Studio album by John Serry
- Released: 1956, New York City
- Recorded: 1956, New York City
- Genre: Pop, classical, instrumental
- Length: 30:14
- Label: Dot Records
- Producer: Ben Selvin

John Serry chronology
| RCA Thesaurus - RCA Victor Transcriptions (1954) | Squeeze Play (1956) | Pietro Deiro Presents the Accordion Orchestra (1960) |

Singles from Squeeze Play
- "Chicago Musette - John Serry et Son Accordéon" Released: 1958 France;

= Squeeze Play (album) =

Squeeze Play is an Ultra High Fidelity monaural phonographic album (331/3 RPM) which was released on the Dot Records label in 1956 (DLP-3024) featuring John Serry It includes an original composition by Serry, classical works, and popular music of the era. Ben Selvin serves as the musical director/producer for the album. The works were arranged by Serry and performed with his ensemble featuring two accordions, piano, guitar, bass, drum, vibes, and marimba.
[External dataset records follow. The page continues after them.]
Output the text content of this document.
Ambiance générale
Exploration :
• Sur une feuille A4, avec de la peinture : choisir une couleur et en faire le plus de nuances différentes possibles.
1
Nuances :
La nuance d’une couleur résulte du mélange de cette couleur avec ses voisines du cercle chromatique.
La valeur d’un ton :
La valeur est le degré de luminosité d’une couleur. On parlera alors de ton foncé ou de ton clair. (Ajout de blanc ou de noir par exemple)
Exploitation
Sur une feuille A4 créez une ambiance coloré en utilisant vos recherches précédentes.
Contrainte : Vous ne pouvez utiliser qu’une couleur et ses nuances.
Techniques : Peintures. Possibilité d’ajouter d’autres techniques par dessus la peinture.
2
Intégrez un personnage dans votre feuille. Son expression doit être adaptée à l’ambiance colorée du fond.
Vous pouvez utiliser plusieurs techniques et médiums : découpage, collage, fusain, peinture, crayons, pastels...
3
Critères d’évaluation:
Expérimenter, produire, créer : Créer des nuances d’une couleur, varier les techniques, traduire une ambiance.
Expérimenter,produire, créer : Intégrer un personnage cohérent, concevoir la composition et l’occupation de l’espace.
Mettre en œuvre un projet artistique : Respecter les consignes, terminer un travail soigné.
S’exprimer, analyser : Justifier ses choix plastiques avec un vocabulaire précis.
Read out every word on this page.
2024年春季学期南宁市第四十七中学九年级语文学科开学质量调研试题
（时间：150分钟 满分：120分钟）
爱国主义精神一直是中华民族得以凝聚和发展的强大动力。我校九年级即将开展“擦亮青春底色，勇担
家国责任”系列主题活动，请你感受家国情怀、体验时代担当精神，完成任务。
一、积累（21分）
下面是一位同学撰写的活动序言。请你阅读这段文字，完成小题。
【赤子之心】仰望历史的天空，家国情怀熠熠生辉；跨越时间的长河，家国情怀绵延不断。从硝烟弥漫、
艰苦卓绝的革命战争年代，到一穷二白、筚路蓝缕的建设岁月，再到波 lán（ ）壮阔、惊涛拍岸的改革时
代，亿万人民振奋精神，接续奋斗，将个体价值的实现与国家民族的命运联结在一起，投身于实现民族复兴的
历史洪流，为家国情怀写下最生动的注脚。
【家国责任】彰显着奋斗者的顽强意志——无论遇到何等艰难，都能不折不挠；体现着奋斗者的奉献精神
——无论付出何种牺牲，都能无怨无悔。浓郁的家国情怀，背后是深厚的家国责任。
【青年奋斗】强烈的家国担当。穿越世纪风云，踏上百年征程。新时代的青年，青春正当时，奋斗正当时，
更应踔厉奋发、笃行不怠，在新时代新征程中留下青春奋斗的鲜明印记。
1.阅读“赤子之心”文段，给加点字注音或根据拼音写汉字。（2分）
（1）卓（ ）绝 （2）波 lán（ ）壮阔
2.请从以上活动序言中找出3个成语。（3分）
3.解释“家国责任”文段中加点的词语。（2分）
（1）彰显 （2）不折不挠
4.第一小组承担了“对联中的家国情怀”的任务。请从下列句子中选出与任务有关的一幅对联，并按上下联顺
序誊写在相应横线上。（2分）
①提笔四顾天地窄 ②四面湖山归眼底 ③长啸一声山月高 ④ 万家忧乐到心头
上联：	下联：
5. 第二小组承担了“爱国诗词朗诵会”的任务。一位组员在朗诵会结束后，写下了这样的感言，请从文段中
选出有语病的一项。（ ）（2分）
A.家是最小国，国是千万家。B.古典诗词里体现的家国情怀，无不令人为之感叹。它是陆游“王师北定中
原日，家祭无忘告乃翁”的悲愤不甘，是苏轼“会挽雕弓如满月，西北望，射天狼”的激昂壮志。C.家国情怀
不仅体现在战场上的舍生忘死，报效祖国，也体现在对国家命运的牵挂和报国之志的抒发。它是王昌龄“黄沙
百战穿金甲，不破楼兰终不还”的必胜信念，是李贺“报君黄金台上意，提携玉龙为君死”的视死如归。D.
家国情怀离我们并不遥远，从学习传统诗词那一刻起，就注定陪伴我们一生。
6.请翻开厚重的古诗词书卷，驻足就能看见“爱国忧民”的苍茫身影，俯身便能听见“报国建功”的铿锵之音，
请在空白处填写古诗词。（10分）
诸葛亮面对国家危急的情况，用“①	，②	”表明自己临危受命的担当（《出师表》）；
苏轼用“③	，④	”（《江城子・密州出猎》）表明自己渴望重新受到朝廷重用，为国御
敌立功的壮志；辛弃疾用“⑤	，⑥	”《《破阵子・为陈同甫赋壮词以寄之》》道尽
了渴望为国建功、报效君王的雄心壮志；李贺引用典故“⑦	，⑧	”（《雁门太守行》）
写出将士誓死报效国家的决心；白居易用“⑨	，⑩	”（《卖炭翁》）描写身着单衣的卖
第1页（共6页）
The liner notes of the album claim that

[T]he tunes that Mr. Serry has so expertly recorded are craftily arranged, superbly performed. Each tune is a small production within itself... and look at the variety of material...What Serry has done here is present the accordion as the melodic instrument that is capable of producing beautiful sounds in a legato style...Serry has placed the accent on interpretation and in doing so has come up with twelve sparkling performances that provide a delightful contrast to the much overdone virtuoso style of accordion playing.
"Squeeze Play Featuring the Dynamic Accordion of John Serry"

The album was cited in a critical review of new popular albums of 1956 in The Billboard magazine and was described as providing beautiful performances which created a soothing mood, in contrast to common entertainment. The album was also reviewed in The Cash Box magazine later that year. Serry's performances were noted for establishing a variety of musical moods with grace while also emphasizing a relaxed performance style.

In 1958 selected songs from the album were released in France by Versailles records (#90 M 1788) as Chicago Musette - John Serry et son accordéon. Dot Records also released several songs from the album in Japan as part of a compilation recording including performances of easy listening music by both the John Serry Orchestra and the Billy Vaughn Orchestra (Ballroom in Dreamland, Dot #5006).

A copy of the album and the composer's original orchestral score have been donated for archival purposes to the Eastman School of Music's Sibley Music Library within the Ruth T. Watanabe Special Collections Department for the benefit of researchers and students (John J. Serry Sr. Collection).

==Track listing==
Side One

1. "Garden in Monaco" (Composer - John Serry Sr.) – 2:58
2. "Terry's Theme" - (Charles Chaplin) – 2:39
3. "When My Dreamboat Comes Home" - (Cliff Friend, Dave Franklin) – 2:31
4. "Blue Bell" - (S. Stanley) – 2:15
5. "Rockin' The Anvil" - theme by Giuseppe Verdi (See Anvil Chorus)/ music John Serry Sr. – 2:35
6. "Secret Love" - (Paul Francis Webster, Sammy Fain) – 2:18

Side Two

1. "Granada"- (Agustín Lara) – 3:14
2. "Side by Side" - (Harry M. Woods) – 2:18
3. "My Heart Cries for You" - (Percy Faith, Carl Sigman) – 1:58
4. "Hawaiian Night" - (Hans Carste, Francis Vincente) – 2:37
5. "Button Up Your Overcoat" - (Buddy DeSylva, Lew Brown, Ray Henderson) – 2:14
6. "Rock 'N' Roll Polka" - (Mort Lindsey, George Skinner) – 2:37

==Ensemble artists==
- John Serry Sr. - Lead Accordion/Conductor
- Alf Nystrom - Accordion
- Bernie Leighton - Piano
- Al Caiola - Guitar
- Frank Carroll - Bass
- Charlie Roeder - Drums
- Harry Breur - Vibes/Marimba

==Archived recordings==

- The John J. Serry Sr. Collection - within The University of Rochester's Eastman School of Music Sibley Music Library: Special Collections contains a copy of the album Squeeze Play (DLP-3024, 1954) for the benefit of researchers and students.